Igualmente, asegura que los camiones que sirven de sede para las farmacias móviles no reúnen las condiciones de almacenamiento adecuadas para la conservación de los medicamentos.

“Si no están bien almacenados, la potencia de los principios activos disminuye, por lo tanto, el efecto sobre el paciente no será el esperado. La temperatura es un factor clave. Por ejemplo, en el estado Zulia esos camiones están a 40 grados centígrados o más y puede afectar la calidad de los medicamentos (…) También está la exposición de los medicamentos a la contaminación ambiental. A veces, los camiones están parados y hay basura alrededor, esto puede afectar los medicamentos”, esbozó.

Ricardo Otaiza Gil, profesor jubilado de la Facultad de Farmacia y Bioanálisis de la ULA, coincide con la opinión de Pérez. “Los fármacos en malas condiciones pueden dañar, perjudicar y hasta matar al paciente. Deben ser cuidados de roedores, insectos, humedad y luz natural. Si partimos de esa premisa, ningún camión tendría las condiciones para entregar medicamentos a la población. Estos expendios, porque no se les puede llamar farmacias, deben empezar por tener un profesional farmacéutico que sea formado en una universidad para prestar al paciente toda la orientación y el servicio que necesita”, añadió.

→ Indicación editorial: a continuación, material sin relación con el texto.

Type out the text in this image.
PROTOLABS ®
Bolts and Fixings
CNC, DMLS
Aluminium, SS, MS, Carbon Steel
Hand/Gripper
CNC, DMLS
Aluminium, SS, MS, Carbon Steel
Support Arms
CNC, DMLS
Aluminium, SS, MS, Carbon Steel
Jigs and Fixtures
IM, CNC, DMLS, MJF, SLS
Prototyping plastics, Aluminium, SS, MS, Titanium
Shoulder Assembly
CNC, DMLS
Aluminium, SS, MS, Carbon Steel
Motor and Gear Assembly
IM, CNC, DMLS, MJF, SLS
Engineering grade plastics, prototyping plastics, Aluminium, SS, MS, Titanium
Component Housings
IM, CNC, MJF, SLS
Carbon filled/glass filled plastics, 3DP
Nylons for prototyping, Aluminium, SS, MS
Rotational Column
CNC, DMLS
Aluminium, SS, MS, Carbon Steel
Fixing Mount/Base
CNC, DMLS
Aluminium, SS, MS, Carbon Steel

Si no están bien almacenados, la potencia de los principios activos disminuye, por lo tanto, el efecto sobre el paciente no será el esperado. La temperatura es un factor clave. Por ejemplo, en el estado Zulia esos camiones están a 40 grados centígrados o más y puede afectar la calidad de los medicamentos

Alaida Pérez, docente de la Facultad de Farmacia y Bioanálisis de la ULA

Sobre las denuncias de poca efectividad de los medicamentos para el control de enfermedades crónicas o agudas, los expertos aseguraron que puede responder a distintas variables: porque la cantidad de principio activo declarada es inferior, contiene excipientes que no liberan el principio activo en el tiempo previsto para actuar en el organismo o el calor y la luz solar incidieron directamente sobre el producto y generaron cambios químicos en el interior que podría transformar las sustancias.

“Un medicamento dañado podría no surtir ningún efecto terapéutico. Es un riesgo, porque si un paciente que sufre de hipertensión consume el medicamento afectado por las malas condiciones (de almacenamiento) está consumiendo un placebo. No está recibiendo su tratamiento y la vida de ese paciente corre peligro”, concluyó Gil Otaiza.